I’m sure there are multiple thousands of people blogging about how great their fathers are today. There may even be non bloggers that are doing tributes today. Not sure why, but around this time of the year when people graduate they start thinking of their dads. Maybe because their dads paid for their high school or something? Who knows. Anyways, I am going to do a tribute to a special guy in my life. The father of my children. What do my kids have to bitter about when it comes to me? Everything. I am a bad father.
Let me list the ways. I am a murderer. Anytime my kids get scared of bees, spiders, or flies I kill them. I am a warm blooded killer of cold blooded creatures.
I am THE bad guy. My kids do a lot of imaginary games. Yesterday they played on our mini waterslide and they needed someone to play a bad guy. Guess who volunteered? (It was me.) I shot them mercilessly in the back, head and guts. I used cheap shots when they weren’t paying attention and even faked death in order to fill my gun full of water in order destroy them when they didn’t suspect it. Let’s just say that the villain won this time. They should have been more vigilant.
I am the destroyer of fun in our house. You want to stay up until midnight? Nope. I shut that down. You want run around barefoot on a roadful of glass? Sorry, not if you want to live in my house. You want to get a driver’s license at the age of 5? Sorry. I’m not letting you get one until you are 16 and learn how to drive. You want to eat candy for breakfast, lunch and dinner? For two meals maybe, but for three? Not happening. I have no mercy when it comes that stuff. Deal with it little kids.

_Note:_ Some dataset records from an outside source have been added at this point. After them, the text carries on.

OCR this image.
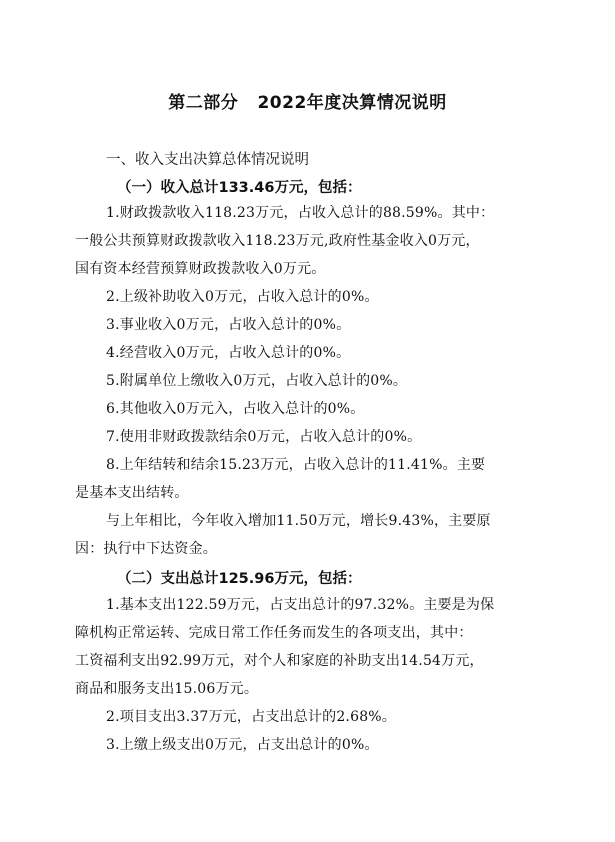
第二部分   2022年度决算情况说明
一、收入支出决算总体情况说明
（一）收入总计133.46万元，包括：
1.财政拨款收入118.23万元，占收入总计的88.59%。其中：
一般公共预算财政拨款收入118.23万元,政府性基金收入0万元，
国有资本经营预算财政拨款收入0万元。
2.上级补助收入0万元，占收入总计的0%。
3.事业收入0万元，占收入总计的0%。
4.经营收入0万元，占收入总计的0%。
5.附属单位上缴收入0万元，占收入总计的0%。
6.其他收入0万元入，占收入总计的0%。
7.使用非财政拨款结余0万元，占收入总计的0%。
8.上年结转和结余15.23万元，占收入总计的11.41%。主要
是基本支出结转。
与上年相比，今年收入增加11.50万元，增长9.43%，主要原
因：执行中下达资金。
（二）支出总计125.96万元，包括：
1.基本支出122.59万元，占支出总计的97.32%。主要是为保
障机构正常运转、完成日常工作任务而发生的各项支出，其中：
工资福利支出92.99万元，对个人和家庭的补助支出14.54万元，
商品和服务支出15.06万元。
2.项目支出3.37万元，占支出总计的2.68%。
3.上缴上级支出0万元，占支出总计的0%。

When it comes to friends I don’t allow them. No kids can be my kids friends that teach them how to spit, or carry flamethrowers around, or that steal cars. They curse my incredibly high standards!
I am a merciless enforcer. I make my kids go to school. I make them do homework, and assignments and take tests at school. In fact I only give them two days per week off and only 16 hours per day off of school. And don’t expect any more than 2 and a half months off for the summer.
I am an absentee father. Every single day from 9 pm after they go to bed until 4:30 pm when I get home from work, I don’t spend any time with them. In fact, all I do during those times is sleep, work, eat lunch and drive to and from work. It’s about the dollar bills y’all. They feel very neglected in those hours and they better get used to it.
My kids even tried to do something nice for me by trying to do breakfast in bed, but I completely ruined it by waking up to watching them playing video games. I am the worst.
You know what though? If you want to know how I got to be such a bitter father, blame my dad for all these terrible traits I have. He’s the one that taught me all these things. Bitter Father’s Day, Dad!